Eight hours after the call, my daughter gave birth to a baby boy by Caesarean section. It was the same way that she entered the world, and yet, as I stood outside the newborn nursery, I could not help but think of the differences in the two arrivals.
My grandson’s arrival was greeted with jubilation that reverberated through our family, her husband’s family and my daughter’s large and loving birthfamily on both sides. There is no question that this baby will be welcomed into “all his families” with great warmth and celebration.

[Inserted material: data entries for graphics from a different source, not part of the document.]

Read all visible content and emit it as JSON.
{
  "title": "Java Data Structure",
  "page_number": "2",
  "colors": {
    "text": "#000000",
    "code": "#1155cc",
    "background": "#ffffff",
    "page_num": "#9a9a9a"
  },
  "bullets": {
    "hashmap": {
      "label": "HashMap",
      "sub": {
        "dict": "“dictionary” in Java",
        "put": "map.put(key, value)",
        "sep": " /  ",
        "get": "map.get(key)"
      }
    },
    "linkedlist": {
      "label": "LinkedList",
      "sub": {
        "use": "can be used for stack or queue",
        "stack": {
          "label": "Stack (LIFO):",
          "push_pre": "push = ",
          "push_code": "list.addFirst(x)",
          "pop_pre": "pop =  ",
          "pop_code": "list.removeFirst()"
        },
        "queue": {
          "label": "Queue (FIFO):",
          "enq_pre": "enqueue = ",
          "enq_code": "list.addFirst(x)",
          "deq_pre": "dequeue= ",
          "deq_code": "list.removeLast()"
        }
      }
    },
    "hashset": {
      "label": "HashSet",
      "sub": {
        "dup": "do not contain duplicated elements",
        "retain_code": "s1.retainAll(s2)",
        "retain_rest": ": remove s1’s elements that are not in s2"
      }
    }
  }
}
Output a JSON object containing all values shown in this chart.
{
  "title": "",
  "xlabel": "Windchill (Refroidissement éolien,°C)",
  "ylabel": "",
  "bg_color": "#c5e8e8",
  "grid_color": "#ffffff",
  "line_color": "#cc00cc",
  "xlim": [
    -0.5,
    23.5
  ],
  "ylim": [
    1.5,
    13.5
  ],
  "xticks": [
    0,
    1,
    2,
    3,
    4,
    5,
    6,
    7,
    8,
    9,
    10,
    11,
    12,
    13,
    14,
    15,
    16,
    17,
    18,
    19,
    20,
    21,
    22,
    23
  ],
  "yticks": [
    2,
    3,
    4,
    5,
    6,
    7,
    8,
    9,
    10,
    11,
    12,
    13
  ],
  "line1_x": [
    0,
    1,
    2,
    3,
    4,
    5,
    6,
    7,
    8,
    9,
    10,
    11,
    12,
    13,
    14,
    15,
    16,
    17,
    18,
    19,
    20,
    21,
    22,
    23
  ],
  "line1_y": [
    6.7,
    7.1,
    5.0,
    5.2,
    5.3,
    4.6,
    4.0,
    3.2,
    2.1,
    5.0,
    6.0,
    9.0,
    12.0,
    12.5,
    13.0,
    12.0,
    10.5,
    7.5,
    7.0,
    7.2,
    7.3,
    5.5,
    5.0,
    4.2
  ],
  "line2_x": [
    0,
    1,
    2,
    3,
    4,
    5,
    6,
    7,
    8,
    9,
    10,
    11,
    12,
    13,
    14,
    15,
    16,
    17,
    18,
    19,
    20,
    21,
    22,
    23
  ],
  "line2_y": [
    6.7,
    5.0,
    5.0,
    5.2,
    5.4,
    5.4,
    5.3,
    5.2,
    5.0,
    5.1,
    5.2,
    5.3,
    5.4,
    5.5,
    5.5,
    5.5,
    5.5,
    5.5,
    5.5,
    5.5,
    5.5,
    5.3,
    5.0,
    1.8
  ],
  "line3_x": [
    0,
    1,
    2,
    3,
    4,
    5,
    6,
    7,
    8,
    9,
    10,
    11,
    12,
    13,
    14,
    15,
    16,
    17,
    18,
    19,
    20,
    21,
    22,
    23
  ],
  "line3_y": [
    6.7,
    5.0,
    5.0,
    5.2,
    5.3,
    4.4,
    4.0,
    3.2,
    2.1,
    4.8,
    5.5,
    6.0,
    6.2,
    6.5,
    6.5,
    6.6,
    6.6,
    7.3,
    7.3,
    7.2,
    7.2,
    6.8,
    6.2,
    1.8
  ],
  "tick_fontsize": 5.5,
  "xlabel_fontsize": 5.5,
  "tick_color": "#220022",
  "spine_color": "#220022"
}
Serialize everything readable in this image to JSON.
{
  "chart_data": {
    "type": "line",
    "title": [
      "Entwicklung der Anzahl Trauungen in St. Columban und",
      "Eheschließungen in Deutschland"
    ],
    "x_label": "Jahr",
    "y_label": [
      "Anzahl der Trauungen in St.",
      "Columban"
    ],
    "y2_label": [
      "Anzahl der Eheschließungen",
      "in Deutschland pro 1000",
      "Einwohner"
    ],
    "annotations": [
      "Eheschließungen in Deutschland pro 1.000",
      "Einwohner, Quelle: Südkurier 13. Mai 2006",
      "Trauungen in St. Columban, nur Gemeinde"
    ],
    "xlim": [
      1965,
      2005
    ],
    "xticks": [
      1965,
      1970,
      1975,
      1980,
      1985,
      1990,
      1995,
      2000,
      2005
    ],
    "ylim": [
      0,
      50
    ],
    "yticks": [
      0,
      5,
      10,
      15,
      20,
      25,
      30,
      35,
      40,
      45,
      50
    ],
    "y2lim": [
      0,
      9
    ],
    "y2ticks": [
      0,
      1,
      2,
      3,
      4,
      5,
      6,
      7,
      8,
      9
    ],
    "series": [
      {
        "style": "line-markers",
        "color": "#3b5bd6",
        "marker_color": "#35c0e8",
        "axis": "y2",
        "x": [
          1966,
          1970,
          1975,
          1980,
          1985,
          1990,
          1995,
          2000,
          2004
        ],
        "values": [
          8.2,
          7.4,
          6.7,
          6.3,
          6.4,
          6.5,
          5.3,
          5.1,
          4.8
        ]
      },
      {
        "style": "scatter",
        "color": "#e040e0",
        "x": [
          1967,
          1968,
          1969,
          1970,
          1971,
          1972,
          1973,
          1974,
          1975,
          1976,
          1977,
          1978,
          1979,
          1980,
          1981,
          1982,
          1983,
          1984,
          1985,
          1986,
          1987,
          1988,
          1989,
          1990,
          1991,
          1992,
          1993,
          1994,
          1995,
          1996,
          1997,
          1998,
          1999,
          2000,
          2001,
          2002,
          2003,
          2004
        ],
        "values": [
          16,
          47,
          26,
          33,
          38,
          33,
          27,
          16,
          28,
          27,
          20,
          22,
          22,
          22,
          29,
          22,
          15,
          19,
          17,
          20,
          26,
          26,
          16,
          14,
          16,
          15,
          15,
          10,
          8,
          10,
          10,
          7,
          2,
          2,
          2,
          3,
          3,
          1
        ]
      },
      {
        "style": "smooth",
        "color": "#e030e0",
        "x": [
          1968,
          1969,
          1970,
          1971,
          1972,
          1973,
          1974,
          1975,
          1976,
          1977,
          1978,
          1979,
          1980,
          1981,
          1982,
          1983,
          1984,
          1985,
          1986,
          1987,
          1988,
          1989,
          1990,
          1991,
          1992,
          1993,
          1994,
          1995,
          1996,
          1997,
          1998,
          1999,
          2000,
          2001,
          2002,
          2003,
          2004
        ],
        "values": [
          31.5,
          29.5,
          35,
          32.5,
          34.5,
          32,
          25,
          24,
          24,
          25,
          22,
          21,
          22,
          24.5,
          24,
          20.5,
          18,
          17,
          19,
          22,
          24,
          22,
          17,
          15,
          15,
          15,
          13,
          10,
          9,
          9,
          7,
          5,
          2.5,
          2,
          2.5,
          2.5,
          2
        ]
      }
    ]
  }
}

How different it must have been at my daughter’s birth. While we — her adoptive family — welcomed her with great joy two weeks later, her first two weeks (she was a preemie) were spent in the hospital with two loving, caring birthparents coming in daily to feed and care for her. They never told their families that they had had a baby. I wonder what the nurses thought when they saw such a sweet couple struggling with love and loss.
Three Generations of Family
There have been many moments of delight since Ryan’s birth in January. However, when I look back on my growing treasure trove of early grandparent memories, one moment stands out: when I walked into by daughter’s room and saw her birthfather, Bob, holding his first grandson.
I hope that that experience was as healing for him as I believe it was. I hope he was pleased with the photo I took of him with his birth-daughter and grandson and that it touched his heart when I sent it out to his family, my family and friends with the proud heading, “Three Generations of a Family.”